ECLI:NL:HR:2021:59

Hoge Raad

Datum uitspraak
15 januari 2021
Publicatiedatum
14 januari 2021
Zaaknummer
20/01606
Instantie
Hoge Raad
Type
Uitspraak
Rechtsgebied
Bestuursrecht; Belastingrecht
Procedures
  • Cassatie
Vindplaatsen
  • Rechtspraak.nl
AI samenvatting door LexboostAutomatisch gegenereerd

Cassatie tegen uitspraak Gerechtshof Amsterdam inzake navorderingsaanslagen inkomstenbelasting

In deze zaak heeft belanghebbende, een individu te [Z], beroep in cassatie ingesteld tegen de uitspraak van het Gerechtshof Amsterdam van 7 april 2020. Deze uitspraak betrof de navorderingsaanslagen in de inkomstenbelasting en premie volksverzekeringen voor de jaren 2010 tot en met 2013, alsook de daarbij gegeven boetebeschikkingen. Daarnaast ging het om de navorderingsaanslagen inkomensafhankelijke bijdrage Zorgverzekeringswet voor de jaren 2010, 2012 en 2013, en de beschikkingen inzake heffings- en belastingrente. De Hoge Raad heeft de klachten van belanghebbende beoordeeld, maar kwam tot de conclusie dat deze niet konden leiden tot vernietiging van de uitspraak van het Hof. De Hoge Raad was van mening dat het niet nodig was om te motiveren waarom deze klachten niet gegrond waren, aangezien de vragen die aan de orde waren niet van belang waren voor de eenheid of ontwikkeling van het recht, zoals bedoeld in artikel 81, lid 1, van de Wet op de rechterlijke organisatie. De Hoge Raad heeft ook geen aanleiding gezien om een veroordeling in de proceskosten uit te spreken. Uiteindelijk verklaarde de Hoge Raad het beroep in cassatie ongegrond. Dit arrest is gewezen door vice-president R.J. Koopman als voorzitter, samen met raadsheren M.A. Fierstra en P.A.G.M. Cools, en werd openbaar uitgesproken op 15 januari 2021.

Uitspraak

HOGE RAAD DER NEDERLANDEN
BELASTINGKAMER
Nummer20/01606
Datum15 januari 2021
ARREST
in de zaak van
[X] te [Z] (hierna: belanghebbende)
tegen
de STAATSSECRETARIS VAN FINANCIËN
op het beroep in cassatie tegen de uitspraak van het Gerechtshof Amsterdam van 7 april 2020, nrs. 18/00614 tot en met 18/00617, op het hoger beroep van belanghebbende tegen een uitspraak van de Rechtbank Noord-Holland (nrs. HAA 16/5044 tot en met 16/5074) betreffende de aan belanghebbende voor de jaren 2010 tot en met 2013 opgelegde navorderingsaanslagen in de inkomstenbelasting/premie volksverzekeringen en de daarbij gegeven boetebeschikkingen, de voor de jaren 2010, 2012 en 2013 opgelegde navorderingsaanslagen inkomensafhankelijke bijdrage Zorgverzekeringswet, en de daarbij gegeven beschikkingen inzake heffings- en belastingrente.

1.Geding in cassatie

Belanghebbende heeft tegen de uitspraak van het Hof beroep in cassatie ingesteld en daarbij een aantal klachten aangevoerd.
De Staatssecretaris heeft een verweerschrift ingediend.

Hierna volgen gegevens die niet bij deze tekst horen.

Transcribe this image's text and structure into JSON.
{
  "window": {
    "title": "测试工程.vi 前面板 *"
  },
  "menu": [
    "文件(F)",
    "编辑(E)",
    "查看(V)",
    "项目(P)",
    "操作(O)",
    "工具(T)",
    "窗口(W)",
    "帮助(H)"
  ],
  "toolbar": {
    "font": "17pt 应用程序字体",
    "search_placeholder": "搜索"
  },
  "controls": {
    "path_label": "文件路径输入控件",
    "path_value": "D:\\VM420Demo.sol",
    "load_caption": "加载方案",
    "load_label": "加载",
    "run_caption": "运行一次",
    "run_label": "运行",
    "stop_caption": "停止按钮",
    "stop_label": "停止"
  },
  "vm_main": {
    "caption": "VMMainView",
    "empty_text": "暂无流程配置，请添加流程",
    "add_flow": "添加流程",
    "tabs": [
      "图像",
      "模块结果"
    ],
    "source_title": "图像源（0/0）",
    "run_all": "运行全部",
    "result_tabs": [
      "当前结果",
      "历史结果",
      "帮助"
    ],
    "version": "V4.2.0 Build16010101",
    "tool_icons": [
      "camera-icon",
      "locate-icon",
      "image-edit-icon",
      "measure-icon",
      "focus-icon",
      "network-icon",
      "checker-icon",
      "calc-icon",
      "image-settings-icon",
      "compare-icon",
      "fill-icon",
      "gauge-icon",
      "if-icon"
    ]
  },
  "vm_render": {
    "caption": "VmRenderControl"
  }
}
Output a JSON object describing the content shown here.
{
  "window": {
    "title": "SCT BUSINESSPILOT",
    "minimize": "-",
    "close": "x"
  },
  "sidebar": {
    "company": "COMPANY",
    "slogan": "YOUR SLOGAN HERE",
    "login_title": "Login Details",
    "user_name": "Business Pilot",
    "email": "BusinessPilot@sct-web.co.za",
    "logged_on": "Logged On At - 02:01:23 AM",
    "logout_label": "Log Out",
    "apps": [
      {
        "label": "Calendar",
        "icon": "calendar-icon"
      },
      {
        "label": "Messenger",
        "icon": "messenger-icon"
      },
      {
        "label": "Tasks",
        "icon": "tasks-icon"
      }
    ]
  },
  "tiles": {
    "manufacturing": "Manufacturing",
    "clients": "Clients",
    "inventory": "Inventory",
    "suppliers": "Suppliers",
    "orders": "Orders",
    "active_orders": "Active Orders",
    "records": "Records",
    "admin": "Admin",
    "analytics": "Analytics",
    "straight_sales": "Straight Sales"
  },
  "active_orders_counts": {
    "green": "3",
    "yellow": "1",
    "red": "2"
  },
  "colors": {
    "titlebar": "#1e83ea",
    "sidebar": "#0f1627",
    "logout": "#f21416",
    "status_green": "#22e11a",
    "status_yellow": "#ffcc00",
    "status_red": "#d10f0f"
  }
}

2.Beoordeling van de klachten

De Hoge Raad heeft de klachten over de uitspraak van het Hof beoordeeld. De uitkomst hiervan is dat deze klachten niet kunnen leiden tot vernietiging van die uitspraak. De Hoge Raad hoeft niet te motiveren waarom hij tot dit oordeel is gekomen. Bij de beoordeling van deze klachten is het namelijk niet nodig om antwoord te geven op vragen die van belang zijn voor de eenheid of de ontwikkeling van het recht (zie artikel 81, lid 1, van de Wet op de rechterlijke organisatie).

3.Proceskosten

De Hoge Raad ziet geen aanleiding voor een veroordeling in de proceskosten.

4.Beslissing

De Hoge Raad verklaart het beroep in cassatie ongegrond.
Dit arrest is gewezen door de vice-president R.J. Koopman als voorzitter, en de raadsheren M.A. Fierstra en P.A.G.M. Cools, in tegenwoordigheid van de waarnemend griffier F. Treuren, en in het openbaar uitgesproken op 15 januari 2021.